If elevated voltage persists despite addressing these factors, inspecting the rectifier may be necessary. A faulty rectifier can disrupt plating operations, leading to defects such as thin plating, poor throwing power, or inadequate coverage. Reviewing recent production output, especially over the previous 24–48 hours, may reveal quality issues caused by undetected electrical problems.

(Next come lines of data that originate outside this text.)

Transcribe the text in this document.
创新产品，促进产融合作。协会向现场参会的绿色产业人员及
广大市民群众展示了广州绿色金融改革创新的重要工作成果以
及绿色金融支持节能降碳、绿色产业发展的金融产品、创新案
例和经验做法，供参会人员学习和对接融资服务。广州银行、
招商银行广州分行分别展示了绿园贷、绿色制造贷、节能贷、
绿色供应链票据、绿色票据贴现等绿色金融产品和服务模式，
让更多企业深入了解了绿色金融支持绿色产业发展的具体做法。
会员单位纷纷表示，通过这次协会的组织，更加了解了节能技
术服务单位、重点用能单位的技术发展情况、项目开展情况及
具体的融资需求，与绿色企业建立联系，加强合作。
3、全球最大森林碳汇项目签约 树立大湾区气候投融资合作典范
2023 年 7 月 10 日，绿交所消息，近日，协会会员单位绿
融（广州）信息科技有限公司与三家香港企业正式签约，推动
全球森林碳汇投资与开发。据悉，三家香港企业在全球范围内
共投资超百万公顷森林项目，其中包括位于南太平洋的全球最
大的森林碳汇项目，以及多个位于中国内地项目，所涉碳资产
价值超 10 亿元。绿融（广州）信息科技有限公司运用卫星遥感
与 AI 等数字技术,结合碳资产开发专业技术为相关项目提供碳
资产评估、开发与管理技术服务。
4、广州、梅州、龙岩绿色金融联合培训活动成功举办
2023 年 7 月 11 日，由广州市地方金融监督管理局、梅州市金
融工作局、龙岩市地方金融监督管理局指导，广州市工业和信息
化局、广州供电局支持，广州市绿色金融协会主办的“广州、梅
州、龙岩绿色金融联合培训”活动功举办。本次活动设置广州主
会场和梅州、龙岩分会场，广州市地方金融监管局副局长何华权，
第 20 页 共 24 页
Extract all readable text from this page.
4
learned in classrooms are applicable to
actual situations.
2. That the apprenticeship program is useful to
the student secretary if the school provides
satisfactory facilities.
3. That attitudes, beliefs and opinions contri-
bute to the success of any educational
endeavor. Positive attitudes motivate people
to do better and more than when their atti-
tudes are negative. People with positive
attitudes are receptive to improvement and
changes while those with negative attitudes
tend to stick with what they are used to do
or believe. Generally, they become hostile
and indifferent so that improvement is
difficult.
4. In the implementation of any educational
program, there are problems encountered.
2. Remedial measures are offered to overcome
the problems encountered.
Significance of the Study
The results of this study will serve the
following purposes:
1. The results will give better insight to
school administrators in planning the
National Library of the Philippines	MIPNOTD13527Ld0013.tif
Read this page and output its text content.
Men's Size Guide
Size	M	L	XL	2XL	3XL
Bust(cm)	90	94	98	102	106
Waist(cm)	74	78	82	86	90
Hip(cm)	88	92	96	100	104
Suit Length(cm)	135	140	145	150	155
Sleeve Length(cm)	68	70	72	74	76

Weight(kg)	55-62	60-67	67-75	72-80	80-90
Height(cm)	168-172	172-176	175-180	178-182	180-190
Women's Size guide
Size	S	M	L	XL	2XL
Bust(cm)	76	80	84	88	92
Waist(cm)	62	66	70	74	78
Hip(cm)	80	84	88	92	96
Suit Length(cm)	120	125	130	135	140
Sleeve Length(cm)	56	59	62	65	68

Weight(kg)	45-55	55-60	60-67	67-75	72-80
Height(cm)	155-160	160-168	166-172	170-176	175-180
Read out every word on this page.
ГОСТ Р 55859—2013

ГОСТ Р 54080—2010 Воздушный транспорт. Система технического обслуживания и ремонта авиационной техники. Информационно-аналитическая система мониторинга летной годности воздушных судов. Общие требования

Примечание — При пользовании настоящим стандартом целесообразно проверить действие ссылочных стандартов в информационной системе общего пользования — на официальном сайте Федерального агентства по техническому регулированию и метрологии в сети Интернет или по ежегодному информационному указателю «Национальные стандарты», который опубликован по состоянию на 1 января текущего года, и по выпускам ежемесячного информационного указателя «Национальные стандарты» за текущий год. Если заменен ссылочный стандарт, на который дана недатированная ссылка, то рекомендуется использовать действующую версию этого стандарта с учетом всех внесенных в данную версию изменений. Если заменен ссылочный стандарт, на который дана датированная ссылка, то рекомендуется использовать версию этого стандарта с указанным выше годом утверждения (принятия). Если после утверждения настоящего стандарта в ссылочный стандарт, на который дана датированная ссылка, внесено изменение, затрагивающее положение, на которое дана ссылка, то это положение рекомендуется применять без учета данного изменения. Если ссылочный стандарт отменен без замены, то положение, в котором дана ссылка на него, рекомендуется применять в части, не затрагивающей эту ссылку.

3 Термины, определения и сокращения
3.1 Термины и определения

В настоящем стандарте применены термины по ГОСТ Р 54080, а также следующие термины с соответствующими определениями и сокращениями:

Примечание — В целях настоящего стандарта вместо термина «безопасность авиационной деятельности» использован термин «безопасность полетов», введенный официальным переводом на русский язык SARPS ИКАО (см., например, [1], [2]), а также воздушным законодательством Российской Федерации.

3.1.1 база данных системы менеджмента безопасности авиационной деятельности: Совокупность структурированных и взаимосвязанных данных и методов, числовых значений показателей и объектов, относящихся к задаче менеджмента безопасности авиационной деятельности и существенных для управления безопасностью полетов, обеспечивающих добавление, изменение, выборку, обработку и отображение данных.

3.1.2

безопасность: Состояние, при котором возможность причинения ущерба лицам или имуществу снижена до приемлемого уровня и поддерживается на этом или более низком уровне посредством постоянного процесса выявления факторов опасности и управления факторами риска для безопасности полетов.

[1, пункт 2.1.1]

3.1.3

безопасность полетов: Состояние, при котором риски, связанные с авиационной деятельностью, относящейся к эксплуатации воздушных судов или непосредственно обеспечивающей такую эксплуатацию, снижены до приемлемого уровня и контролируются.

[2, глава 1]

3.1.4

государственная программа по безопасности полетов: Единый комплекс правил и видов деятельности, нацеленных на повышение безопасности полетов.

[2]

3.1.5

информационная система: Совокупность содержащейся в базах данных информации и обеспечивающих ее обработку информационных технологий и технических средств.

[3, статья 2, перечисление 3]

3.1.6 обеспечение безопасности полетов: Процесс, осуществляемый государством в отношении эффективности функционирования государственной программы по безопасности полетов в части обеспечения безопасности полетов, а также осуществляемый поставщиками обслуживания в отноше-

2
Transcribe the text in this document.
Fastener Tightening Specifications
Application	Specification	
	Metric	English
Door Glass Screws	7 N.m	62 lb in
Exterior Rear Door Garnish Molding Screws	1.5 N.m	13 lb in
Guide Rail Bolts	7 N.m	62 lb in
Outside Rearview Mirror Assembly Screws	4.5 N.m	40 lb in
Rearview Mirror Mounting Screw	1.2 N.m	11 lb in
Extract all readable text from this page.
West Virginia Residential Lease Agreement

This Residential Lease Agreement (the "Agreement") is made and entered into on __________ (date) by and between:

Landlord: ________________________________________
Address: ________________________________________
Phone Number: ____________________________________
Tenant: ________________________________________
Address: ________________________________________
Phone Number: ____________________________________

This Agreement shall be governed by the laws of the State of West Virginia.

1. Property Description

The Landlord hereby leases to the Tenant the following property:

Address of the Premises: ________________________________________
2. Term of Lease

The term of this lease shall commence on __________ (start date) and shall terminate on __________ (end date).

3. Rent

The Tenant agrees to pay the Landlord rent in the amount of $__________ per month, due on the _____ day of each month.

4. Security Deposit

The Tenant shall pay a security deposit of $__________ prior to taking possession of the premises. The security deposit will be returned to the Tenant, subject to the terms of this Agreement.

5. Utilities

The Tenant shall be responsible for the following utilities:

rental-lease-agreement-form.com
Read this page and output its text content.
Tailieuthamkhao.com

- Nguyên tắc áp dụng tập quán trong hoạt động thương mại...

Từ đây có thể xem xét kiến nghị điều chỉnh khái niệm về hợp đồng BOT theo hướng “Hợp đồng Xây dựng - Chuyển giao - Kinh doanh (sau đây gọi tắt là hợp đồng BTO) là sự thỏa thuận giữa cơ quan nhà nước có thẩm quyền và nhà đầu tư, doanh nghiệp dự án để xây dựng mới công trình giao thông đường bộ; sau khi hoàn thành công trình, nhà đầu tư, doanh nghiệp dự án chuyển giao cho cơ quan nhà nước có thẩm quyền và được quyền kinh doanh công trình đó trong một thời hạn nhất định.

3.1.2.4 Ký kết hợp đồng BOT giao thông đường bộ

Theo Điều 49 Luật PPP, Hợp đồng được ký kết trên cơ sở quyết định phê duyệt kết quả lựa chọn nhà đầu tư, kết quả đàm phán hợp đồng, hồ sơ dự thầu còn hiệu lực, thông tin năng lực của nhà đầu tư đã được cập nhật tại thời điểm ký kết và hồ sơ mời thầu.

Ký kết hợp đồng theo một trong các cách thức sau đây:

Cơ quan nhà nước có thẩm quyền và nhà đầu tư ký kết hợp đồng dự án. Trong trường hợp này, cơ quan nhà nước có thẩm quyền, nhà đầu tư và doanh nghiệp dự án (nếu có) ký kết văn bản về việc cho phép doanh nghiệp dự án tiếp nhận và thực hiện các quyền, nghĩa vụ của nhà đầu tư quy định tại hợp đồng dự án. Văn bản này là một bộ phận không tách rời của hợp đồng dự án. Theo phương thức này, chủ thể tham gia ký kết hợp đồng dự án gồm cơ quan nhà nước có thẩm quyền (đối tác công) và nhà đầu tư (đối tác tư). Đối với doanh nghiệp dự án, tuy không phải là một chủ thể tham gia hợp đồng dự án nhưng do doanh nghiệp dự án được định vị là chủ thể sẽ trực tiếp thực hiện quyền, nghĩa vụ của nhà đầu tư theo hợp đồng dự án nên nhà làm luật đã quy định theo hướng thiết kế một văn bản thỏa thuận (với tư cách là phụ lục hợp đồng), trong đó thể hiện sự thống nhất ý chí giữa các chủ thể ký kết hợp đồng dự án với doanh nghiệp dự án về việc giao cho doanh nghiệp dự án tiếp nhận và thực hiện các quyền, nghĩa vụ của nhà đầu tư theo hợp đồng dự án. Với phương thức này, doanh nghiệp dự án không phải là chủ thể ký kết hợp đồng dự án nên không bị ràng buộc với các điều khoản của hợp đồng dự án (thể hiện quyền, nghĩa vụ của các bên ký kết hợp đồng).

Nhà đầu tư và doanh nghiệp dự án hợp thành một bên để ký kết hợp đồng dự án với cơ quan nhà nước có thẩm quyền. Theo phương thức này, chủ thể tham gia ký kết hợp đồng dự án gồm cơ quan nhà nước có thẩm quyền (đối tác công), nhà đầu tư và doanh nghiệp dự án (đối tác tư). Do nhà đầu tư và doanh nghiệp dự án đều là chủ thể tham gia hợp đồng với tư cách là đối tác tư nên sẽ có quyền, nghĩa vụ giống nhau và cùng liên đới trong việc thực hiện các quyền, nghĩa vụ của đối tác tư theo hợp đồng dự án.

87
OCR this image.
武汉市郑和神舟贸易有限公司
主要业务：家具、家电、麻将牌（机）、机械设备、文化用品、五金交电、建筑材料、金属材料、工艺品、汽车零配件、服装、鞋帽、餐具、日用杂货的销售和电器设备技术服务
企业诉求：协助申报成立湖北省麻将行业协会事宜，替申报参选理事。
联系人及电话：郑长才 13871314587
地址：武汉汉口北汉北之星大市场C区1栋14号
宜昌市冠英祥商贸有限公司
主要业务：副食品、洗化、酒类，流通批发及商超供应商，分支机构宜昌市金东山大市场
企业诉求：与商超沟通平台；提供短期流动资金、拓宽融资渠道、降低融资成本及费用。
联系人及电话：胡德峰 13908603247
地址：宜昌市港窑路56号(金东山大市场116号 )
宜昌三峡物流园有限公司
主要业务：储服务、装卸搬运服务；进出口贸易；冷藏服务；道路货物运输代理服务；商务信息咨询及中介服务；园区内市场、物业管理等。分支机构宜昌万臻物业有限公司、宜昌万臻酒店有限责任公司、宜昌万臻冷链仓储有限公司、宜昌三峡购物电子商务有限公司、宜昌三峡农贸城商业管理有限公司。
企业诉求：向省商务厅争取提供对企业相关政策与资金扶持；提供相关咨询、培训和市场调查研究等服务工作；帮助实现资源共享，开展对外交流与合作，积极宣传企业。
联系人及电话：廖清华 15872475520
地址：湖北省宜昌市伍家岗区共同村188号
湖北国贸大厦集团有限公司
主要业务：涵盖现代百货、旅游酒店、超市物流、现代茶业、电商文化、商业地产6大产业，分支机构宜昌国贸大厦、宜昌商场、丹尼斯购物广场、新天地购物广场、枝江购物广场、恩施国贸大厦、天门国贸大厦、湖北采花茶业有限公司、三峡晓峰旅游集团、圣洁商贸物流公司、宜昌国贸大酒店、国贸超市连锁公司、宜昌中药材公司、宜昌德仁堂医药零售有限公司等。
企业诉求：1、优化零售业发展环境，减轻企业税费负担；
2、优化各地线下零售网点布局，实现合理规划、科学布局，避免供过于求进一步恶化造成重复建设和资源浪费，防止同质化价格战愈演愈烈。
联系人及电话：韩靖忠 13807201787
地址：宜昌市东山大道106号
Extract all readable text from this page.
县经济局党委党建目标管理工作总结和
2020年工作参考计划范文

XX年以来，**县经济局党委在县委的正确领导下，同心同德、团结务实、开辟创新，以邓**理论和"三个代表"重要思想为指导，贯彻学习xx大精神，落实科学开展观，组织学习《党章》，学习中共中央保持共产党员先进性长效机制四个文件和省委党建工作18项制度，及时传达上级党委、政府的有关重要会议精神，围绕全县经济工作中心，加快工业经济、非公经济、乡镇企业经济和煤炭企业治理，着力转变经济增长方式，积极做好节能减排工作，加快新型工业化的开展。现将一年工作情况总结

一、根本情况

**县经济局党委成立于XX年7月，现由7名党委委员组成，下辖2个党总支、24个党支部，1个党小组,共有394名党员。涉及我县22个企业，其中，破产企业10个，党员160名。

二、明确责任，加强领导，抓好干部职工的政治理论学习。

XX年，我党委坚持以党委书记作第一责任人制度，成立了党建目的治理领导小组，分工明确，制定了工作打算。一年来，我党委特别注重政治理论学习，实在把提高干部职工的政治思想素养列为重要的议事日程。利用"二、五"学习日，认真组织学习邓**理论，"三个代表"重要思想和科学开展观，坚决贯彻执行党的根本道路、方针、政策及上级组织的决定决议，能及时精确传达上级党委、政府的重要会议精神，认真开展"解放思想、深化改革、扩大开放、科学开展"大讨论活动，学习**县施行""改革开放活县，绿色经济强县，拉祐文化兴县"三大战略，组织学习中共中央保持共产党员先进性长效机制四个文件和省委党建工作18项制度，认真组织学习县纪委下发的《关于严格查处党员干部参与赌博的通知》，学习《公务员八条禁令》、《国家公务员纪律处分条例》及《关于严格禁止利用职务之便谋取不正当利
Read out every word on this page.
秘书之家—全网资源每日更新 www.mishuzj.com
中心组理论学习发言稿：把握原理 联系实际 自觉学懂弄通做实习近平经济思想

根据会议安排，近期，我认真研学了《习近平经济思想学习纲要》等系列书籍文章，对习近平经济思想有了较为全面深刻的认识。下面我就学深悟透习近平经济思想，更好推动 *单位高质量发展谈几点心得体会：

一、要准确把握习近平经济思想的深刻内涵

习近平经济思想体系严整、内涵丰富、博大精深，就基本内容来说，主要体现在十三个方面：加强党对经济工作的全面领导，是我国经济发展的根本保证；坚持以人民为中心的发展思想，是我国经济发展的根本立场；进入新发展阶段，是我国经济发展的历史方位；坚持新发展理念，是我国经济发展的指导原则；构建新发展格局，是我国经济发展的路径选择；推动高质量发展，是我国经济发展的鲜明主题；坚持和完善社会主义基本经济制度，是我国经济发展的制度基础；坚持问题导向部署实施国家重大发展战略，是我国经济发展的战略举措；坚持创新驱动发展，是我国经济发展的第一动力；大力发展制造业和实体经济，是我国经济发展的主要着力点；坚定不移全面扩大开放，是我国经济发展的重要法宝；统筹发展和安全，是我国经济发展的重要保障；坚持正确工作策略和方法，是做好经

In summary, monitoring voltage and amperage trends during routine checks is a simple yet effective practice for maintaining plating line efficiency and quality. It does not need to be complicated either. Simply by using our natural senses such as touching busbars or looking at rectifier voltages can uncover a major potential problem. By identifying deviations early and systematically troubleshooting potential causes, operators can minimize downtime, prevent costly defects, and uphold customer satisfaction.
References
[1] Whitten, K. W.; Gailey, K. D. General Chemistry; Saunders College Publishing/CBS: 1989.
[2] Altmayer, F. Zinc Plating; AESF Founda- tion/NASF, Inc.: 2007.
[3] Snyder, D. L. Decorative Chromium Plating. Met. Finish. Guideb. Dir. Issue 2000, 215-222.
[4] Biddulph, C.; Marzano, M. Zinc Plating. Met. Finish. Guideb. Dir. Issue 2000, 323-333.
[5] Barasukas, R. Copper Plating. Met. Finish. Guideb. Dir. Issue 2000, 234-247.
[6] Blum, W.; Hogaboom, G. B. Principles of Elec- troplating and Electroforming; McGraw-Hill: New York, 1930.
[1] The direction the free electrons are moving.
[2] A good way to think of a positive charge is the absence of an electron – sometime referred to as a hole that would prefer to be filled by an electron.
[3] It should be noted here that not all plating solutions have anodes that are consumed in this manner. There are nuances that can be explored but are beyond the scope of this article.
[4] Recall our discussion about Ohm’s Law in the Introduction.